Background and Purpose The aim of the Synergium was to devise and prioritize new ways of accelerating progress in reducing the risks, effects, and consequences of stroke.

Methods Preliminary work was performed by seven working groups of stroke leaders followed by a synergium (a forum for working synergistically together) with approximately 100 additional participants. The resulting draft document had further input from contributors outside the synergium.

Results Recommendations of the Synergium are:

Basic Science, Drug Development and Technology: There is a need to develop: (1) New systems of working together to break down the prevalent ‘silo’ mentality; (2) New models of vertically integrated basic, clinical, and epidemiological disciplines; and (3) Efficient methods of identifying other relevant areas of science.

Stroke Prevention: (1) Establish a global chronic disease prevention initiative with stroke as a major focus. (2) Recognize not only abrupt clinical stroke, but subtle subclinical stroke, the commonest type of cerebrovascular disease, leading to impairments of executive function. (3) Develop, implement and evaluate a population approach for stroke prevention. (4) Develop public health communication strategies using traditional and novel (eg, social media/marketing) techniques.

Acute Stroke Management: Continue the establishment of stroke centers, stroke units, regional systems of emergency stroke care and telestroke networks.

Brain Recovery and Rehabilitation: (1) Translate best neuroscience, including animal and human studies, into poststroke recovery research and clinical care. (2) Standardize poststroke rehabilitation based on best evidence. (3) Develop consensus on, then implementation of, standardized clinical and surrogate assessments. (4) Carry out rigorous clinical research to advance stroke recovery.

Into the 21st Century: Web, Technology and Communications: (1) Work toward global unrestricted access to stroke-related information. (2) Build centralized electronic archives and registries.

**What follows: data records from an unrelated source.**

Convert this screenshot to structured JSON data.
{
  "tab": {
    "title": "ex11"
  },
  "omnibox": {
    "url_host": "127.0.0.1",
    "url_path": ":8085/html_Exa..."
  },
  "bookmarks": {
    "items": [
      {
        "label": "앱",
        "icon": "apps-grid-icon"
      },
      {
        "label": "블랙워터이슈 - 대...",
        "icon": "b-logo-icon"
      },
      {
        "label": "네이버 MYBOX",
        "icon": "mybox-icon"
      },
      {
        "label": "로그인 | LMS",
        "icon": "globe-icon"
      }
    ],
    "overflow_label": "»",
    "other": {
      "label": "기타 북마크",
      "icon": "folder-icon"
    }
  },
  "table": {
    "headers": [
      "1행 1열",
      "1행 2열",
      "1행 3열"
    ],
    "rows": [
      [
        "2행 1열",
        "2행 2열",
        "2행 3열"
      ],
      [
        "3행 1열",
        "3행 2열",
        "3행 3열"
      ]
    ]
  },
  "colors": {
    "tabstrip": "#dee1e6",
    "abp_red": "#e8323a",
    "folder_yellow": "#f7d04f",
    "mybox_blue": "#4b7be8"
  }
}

Foster Cooperation Among Stakeholders (large stroke organizations, nongovernmental organizations, governments, patient organizations and industry) to enhance stroke care.

Educate and energize professionals, patients, the public and policy makers by using a ‘Brain Health’ concept that enables promotion of preventive measures.

Conclusions To accelerate progress in stroke, we must reach beyond the current status scientifically, conceptually, and pragmatically. Advances can be made not only by doing, but ceasing to do. Significant savings in time, money, and effort could result from discontinuing practices driven by unsubstantiated opinion, unproven approaches, and financial gain. Systematic integration of knowledge into programs coupled with careful evaluation can speed the pace of progress.